Friday, June 15, 2007
Elizabeth Helfant from MICDS overcame stage fright to have one of the most interesting and useful presentations of the event. She talked about using DyKnow and Tablets to create Civil War presentations in 4th grade, to facilitate data collection in outdoor labs, and for distance teaching when teachers are sick. And they have only had the software for five months!
Jim Vanides from HP, Julia Williams from Rose-Hulman, and Terri Bonebright from DePauw led a rather lively session on assessment. The main problem discussed was the fact that most people want to see statistically significant grade/performance increases for teaching with technology vs. no technology...and this is nearly impossible to show. Perhaps this isn't the holy grail. Perhaps we cannot separate the teaching from the technology. Beyond measuring test scores, there are many other relevant assessments from tracking retention rates to leading focus groups to videotaping classroom instruction. Panelists agreed that the effective assessor must start with the end in mind because there are many different indicators of success that each require a different type of assessment. Grant makers are looking for very specific goals and corresponding assessments that support the goals. Jim stressed that assessors must get beyond the jargon of "engagement" and instead dig deeper and tell the story of how technology changed a facet of the teaching and learning environment.
Our friend Ben at TaylorU has already posted on what he learned from UGM. Customers can sign on and find out more on our community site. There are several posts in the forum and we will also be uploading mp3s or videos of many of the sessions.
Monday, June 4, 2007
While deep state funding cutbacks cast a shadow over most Michigan schools, there is one bright spot that I am very excited about: Taylor School District. Now you may be thinking, "I have never heard of this district let alone anything about tech use." Maybe so, but new Director of Technology Scott Jacobs has other plans.
Jacobs and Deputy Superintendent Dr. Lynette Sutton are creatively using special ed monies to revolutionize English and math instruction across their district with Tablet PCs. About 10 mobile carts will be deployed throughout the middle schools and high school this fall. I believe that this represents the biggest commitment to Tablet PCs by a Michigan K12 district to date. But they aren't stopping with computers.
On the infrastructure side, Jacobs tells me that they are upgrading their Internet pipe to fiber, as well as ensuring that each cart has two commercial-grade APs. They are investing in training for teachers as well as centrally-managed classroom management and interaction software built for the 802.11x environment.
However, the main reason that I'm going to watch this one closely is due to Jacob's extensive experience in IT and in the classroom. As a former teacher, he has the unique ability to understand how technology is adopted by all types of teachers and students.
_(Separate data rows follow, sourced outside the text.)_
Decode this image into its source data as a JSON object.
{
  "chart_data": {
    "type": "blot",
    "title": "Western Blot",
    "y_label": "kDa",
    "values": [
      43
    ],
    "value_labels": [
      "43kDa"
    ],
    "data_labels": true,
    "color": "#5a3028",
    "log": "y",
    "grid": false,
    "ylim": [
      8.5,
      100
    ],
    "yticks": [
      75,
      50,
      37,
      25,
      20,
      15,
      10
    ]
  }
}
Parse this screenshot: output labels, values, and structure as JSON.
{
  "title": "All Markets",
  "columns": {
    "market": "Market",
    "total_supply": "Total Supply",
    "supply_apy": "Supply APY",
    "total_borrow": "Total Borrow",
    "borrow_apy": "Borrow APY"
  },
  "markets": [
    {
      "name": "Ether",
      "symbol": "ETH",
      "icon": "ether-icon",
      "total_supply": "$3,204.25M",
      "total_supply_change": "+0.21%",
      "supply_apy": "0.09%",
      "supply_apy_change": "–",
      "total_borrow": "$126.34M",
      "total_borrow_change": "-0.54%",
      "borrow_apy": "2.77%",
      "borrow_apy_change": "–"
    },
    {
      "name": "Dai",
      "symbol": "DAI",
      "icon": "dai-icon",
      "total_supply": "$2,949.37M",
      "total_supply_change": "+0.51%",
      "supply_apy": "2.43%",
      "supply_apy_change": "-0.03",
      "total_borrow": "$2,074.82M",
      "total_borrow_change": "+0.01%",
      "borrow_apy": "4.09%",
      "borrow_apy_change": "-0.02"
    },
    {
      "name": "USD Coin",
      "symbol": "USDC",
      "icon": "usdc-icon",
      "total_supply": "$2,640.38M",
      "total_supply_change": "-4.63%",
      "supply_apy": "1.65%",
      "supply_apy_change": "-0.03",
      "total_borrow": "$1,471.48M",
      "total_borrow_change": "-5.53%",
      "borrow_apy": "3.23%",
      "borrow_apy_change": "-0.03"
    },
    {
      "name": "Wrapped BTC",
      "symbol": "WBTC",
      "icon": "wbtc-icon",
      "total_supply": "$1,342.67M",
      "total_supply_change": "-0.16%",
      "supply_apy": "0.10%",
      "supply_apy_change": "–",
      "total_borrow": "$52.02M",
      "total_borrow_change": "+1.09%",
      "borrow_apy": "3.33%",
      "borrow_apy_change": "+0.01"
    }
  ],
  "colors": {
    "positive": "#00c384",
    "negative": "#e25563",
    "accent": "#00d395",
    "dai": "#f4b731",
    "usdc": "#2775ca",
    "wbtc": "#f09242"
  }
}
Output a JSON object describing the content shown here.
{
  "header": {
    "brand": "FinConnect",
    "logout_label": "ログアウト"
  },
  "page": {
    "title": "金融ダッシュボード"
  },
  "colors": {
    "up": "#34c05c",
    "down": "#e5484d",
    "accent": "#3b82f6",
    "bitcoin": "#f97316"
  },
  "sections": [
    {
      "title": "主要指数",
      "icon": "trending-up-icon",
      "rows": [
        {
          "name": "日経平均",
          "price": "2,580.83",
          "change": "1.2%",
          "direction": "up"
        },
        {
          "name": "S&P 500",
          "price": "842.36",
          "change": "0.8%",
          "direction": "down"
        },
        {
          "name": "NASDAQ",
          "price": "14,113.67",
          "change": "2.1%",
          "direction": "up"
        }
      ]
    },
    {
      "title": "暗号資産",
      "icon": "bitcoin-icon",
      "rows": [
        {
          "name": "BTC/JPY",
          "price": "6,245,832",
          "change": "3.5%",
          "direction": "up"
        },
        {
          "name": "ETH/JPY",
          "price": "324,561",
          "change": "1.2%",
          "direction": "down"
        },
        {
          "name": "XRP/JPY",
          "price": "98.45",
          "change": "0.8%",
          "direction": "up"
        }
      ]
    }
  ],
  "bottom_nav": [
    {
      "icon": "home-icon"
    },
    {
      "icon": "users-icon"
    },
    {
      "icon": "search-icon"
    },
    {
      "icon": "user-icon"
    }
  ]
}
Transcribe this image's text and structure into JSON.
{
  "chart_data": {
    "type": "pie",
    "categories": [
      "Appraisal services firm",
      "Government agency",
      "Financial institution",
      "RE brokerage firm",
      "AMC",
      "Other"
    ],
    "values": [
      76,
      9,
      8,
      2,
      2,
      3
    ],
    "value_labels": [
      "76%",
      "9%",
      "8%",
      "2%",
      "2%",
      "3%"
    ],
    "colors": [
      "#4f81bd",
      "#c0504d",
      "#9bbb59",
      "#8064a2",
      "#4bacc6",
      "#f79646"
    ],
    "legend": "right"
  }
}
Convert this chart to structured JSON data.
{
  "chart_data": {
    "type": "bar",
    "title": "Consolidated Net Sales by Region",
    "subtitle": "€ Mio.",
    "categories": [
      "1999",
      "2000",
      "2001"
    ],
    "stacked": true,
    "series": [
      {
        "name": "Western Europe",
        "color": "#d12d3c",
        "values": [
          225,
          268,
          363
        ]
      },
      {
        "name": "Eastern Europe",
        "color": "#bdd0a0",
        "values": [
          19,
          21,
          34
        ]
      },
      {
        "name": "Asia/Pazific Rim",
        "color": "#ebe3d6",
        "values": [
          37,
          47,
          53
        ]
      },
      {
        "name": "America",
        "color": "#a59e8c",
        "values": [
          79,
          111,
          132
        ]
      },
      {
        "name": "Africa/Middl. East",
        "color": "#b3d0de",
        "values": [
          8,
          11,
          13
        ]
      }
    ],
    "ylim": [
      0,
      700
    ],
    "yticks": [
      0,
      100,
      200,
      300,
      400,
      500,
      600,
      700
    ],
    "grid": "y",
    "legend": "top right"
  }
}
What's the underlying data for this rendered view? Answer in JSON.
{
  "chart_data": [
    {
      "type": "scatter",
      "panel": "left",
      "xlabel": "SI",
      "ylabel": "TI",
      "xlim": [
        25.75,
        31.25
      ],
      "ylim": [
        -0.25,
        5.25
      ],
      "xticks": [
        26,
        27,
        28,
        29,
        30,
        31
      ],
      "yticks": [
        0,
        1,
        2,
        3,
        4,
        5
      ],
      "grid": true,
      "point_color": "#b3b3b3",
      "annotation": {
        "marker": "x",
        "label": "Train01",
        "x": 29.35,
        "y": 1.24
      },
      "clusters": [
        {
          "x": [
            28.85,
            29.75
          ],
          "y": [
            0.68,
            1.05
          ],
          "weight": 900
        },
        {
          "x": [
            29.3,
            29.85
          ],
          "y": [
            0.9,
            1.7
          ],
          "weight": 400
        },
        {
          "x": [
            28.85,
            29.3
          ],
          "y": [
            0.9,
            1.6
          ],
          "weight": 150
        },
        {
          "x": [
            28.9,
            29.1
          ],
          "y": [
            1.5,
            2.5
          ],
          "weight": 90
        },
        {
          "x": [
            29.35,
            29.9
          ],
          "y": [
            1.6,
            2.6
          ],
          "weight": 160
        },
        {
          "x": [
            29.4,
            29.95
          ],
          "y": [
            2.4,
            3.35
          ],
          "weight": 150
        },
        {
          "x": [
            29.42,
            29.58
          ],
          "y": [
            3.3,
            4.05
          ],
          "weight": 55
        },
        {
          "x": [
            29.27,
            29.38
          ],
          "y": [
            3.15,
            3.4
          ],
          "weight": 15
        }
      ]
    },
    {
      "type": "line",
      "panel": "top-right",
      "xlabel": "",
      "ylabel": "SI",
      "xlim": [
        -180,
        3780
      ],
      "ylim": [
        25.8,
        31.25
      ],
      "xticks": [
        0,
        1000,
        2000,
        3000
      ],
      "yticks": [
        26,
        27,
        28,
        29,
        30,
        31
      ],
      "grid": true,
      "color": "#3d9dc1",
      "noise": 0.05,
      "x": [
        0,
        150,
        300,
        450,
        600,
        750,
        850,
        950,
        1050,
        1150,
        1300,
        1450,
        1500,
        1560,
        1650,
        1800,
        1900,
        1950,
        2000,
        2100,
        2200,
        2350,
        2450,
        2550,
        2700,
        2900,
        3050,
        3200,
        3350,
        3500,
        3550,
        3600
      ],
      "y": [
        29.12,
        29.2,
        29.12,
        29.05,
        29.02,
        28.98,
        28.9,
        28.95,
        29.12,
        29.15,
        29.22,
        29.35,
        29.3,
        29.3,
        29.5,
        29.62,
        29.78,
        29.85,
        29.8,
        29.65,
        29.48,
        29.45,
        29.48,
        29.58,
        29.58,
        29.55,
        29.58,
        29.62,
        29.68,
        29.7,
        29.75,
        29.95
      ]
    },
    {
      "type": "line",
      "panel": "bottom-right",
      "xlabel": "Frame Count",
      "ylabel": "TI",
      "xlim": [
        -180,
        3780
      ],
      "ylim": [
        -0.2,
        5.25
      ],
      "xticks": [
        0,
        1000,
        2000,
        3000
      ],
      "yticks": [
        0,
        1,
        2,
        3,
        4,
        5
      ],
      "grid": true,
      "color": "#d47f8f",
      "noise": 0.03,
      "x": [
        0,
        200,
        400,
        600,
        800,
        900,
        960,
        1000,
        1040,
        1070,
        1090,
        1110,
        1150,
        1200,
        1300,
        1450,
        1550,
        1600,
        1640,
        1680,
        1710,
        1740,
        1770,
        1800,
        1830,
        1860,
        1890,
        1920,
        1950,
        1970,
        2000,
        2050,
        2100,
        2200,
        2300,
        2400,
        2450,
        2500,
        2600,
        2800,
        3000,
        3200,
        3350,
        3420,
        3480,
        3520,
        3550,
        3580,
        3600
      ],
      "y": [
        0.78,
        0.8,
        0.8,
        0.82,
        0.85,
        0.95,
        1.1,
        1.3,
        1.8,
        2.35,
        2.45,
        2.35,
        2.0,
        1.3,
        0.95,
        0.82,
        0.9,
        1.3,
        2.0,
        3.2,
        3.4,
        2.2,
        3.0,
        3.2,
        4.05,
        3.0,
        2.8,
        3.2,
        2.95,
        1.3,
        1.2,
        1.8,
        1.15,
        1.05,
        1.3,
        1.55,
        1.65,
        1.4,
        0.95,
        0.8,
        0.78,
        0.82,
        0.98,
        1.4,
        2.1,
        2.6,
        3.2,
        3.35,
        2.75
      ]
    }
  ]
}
Tablet PCs and Ink-enabled software show much promise in helping visual and tactile learners--many of whom are in special ed programs--succeed. I imagine that Jacobs is thinking through not only how this program will affect classroom instruction but also how it will promote parent participation or even distance learning (which Michigan students are required to do).
Look for more updates on Taylor's project this fall.